Artículo publicado en el periódico Ideal, septiembre de 2021
Los egipcios fundaron una cultura orientada hacia el más allá.
Tenemos
textos escritos anteriores a la Biblia que lo dejan bien claro.
La cultura
funeraria de Egipto es ya un refinamiento religioso, francamente elaborado,
pero, desde la Prehistoria tenemos pruebas fósiles de que allí donde hay un ser
humano hay una tumba, con joyas, los alimentos preferidos del difunto y mucha
tintura ocre.
Relacionar
racionalmente la vida con el más allá, es de sentido común. Solamente el empleo
utilitario de la ciencia y el objetivo ilustrado de una sociedad feliz en el
más acá, puede haber ofuscado esa exigencia racional.
Los
tanatorios, las incineraciones, son muestras, de cómo el hombre de las
sociedades desarrolladas, no quieren ver la muerte ni en pintura. En este
sentido, cabría comprender, un aspecto positivo del asunto puesto que la gente
quiere vivir bien y la muerte, no es precisamente eso.
Hay, pues, una clara conciencia de la distinción entre lo bueno y lo malo y de
que lo bueno, va ligado a la vida y no sabemos de otra vida que la del más acá.
La misma idea de progreso, se apoya en esa
característica específica del ser humano, de ver siempre “más allá”. ¿Dónde
está el problema?
El deseo de
progreso y de mejora, es un rasgo humano que va ligado al desarrollo de la
inteligencia, de la cultura y de la civilización. Todos queremos vivir mejor
porque no somos tontos. Se encuentra, pues, una contradicción entre la buena
vida del presente y la evidencia indiscutible e indiscutida, de que esa buena
vida, supuesto que llegue a ser tal, tiene un límite y más de uno, por cualquier
parte que lo miremos.
Esa
limitación de la buena vida que es la muerte, viene a constituirse, en el mal
por antonomasia y es natural que se trate de erradicar de nuestro imaginario,
de nuestras representaciones sociales e institucionales. No hay manera de conseguir que la mejor de las
vidas presentes, tenga duración eterna.
Comprender que un ser vivo quiera seguir siéndolo, no precisa mucha ciencia, pero sólo los humanos, quieren seguir vivos, sabiendo que son mortales, por naturaleza. Aquí toda ciencia es poca.
La fugacidad
de todas las cosas que percibimos con los sentidos, no afecta a un dato de la
inteligencia que ningún científico va a cuestionar: la verdad inmutable
(eterna) de la matemática y con ella, de la estructura del universo dentro del
cual, estamos nosotros.
El más allá,
no es un lugar al otro lado, a donde nos lleva la barca de Caronte. No hay
instrumental científico que verifique que más allá del espacio y del tiempo,
hay espacio y tiempo.
Habrá que
pensar, pues, que el más allá es el lado invisible de lo visible, la estructura
ideal lógica y matemática, de este mismo mundo en el que vivimos. Lo que
nosotros pensamos como estructura objetiva, es un producto de nuestra mente.

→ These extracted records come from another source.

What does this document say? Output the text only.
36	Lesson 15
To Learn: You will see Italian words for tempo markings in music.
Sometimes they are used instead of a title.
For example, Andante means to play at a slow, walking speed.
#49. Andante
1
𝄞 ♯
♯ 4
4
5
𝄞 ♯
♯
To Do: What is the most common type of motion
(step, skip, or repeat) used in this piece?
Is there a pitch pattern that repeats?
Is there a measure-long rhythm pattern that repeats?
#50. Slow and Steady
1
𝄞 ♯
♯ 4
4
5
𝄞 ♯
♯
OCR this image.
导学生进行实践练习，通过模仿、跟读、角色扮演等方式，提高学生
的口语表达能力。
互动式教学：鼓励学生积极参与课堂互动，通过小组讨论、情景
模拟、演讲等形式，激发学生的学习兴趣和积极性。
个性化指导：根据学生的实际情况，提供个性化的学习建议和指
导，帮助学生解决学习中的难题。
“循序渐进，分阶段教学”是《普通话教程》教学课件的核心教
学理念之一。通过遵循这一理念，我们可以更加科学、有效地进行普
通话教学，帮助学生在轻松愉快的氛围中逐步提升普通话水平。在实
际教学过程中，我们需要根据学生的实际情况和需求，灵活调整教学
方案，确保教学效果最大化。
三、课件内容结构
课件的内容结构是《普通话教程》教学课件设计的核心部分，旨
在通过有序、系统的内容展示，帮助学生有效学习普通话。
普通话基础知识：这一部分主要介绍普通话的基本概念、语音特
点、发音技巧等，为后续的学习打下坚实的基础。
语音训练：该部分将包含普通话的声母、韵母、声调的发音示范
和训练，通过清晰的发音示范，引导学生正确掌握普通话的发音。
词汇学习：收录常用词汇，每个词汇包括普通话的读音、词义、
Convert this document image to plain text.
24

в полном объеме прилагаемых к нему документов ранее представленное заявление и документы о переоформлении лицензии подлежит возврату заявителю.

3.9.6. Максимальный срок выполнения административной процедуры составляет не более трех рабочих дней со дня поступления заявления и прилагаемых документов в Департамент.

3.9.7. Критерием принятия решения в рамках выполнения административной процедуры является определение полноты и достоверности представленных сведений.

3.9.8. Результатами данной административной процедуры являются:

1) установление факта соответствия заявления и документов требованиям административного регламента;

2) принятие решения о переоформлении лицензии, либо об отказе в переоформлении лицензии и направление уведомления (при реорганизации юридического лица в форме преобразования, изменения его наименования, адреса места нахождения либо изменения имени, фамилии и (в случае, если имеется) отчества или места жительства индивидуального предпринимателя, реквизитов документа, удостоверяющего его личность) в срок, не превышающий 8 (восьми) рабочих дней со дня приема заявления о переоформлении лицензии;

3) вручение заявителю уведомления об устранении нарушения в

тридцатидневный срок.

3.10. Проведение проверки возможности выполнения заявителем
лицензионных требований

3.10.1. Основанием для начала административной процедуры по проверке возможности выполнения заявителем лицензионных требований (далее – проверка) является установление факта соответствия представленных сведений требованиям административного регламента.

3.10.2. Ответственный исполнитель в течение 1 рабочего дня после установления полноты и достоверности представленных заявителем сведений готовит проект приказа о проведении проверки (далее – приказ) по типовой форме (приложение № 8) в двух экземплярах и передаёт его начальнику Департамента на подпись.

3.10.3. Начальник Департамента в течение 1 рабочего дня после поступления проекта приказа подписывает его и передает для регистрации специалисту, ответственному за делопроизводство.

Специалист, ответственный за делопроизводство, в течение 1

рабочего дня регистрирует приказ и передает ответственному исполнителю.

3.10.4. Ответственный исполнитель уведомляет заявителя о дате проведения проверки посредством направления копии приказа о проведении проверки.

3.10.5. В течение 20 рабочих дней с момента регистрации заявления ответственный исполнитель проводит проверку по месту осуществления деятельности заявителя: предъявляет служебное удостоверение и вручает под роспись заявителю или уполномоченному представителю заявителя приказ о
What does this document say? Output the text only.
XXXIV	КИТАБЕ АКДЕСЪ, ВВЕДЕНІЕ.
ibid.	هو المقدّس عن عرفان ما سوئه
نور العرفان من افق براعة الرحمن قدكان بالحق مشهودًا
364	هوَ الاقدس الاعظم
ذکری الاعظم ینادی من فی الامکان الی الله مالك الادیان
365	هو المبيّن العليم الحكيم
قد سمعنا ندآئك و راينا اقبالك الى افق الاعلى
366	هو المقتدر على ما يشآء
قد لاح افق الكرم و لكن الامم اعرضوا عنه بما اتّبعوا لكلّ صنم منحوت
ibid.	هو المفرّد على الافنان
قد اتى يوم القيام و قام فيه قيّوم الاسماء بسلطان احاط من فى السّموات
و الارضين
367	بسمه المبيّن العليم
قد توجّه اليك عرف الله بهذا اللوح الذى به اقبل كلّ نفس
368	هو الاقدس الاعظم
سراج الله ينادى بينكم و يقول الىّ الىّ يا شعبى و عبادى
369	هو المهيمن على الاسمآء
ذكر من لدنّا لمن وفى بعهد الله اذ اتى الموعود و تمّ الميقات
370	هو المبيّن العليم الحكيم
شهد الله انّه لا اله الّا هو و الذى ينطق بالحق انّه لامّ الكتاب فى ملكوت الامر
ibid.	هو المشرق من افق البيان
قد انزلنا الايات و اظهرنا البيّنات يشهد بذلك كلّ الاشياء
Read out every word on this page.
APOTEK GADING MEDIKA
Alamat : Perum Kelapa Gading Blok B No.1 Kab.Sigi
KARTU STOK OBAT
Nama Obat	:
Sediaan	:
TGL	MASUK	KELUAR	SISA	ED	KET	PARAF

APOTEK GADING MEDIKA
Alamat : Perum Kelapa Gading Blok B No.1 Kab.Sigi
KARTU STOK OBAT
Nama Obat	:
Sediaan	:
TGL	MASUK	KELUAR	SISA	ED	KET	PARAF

Más allá se descubre como el pensamiento vivo y creador que anima todo lo que
existe.
Si la
matemática es sólo objetividad, no hay explicación de cómo se ha puesto a
animar la materia. La existencia concreta y contingente no se explica sino por
una decisión creadora.
No hay más
que una vida, la que percibimos y sentimos y la que entendemos como aquel
“territorio” en el que reside el pensamiento matemático. Es el mundo de las
posibilidades, de los proyectos, del siempre jamás, el mundo donde todo es
posible, como en matemáticas: el reino de Dios.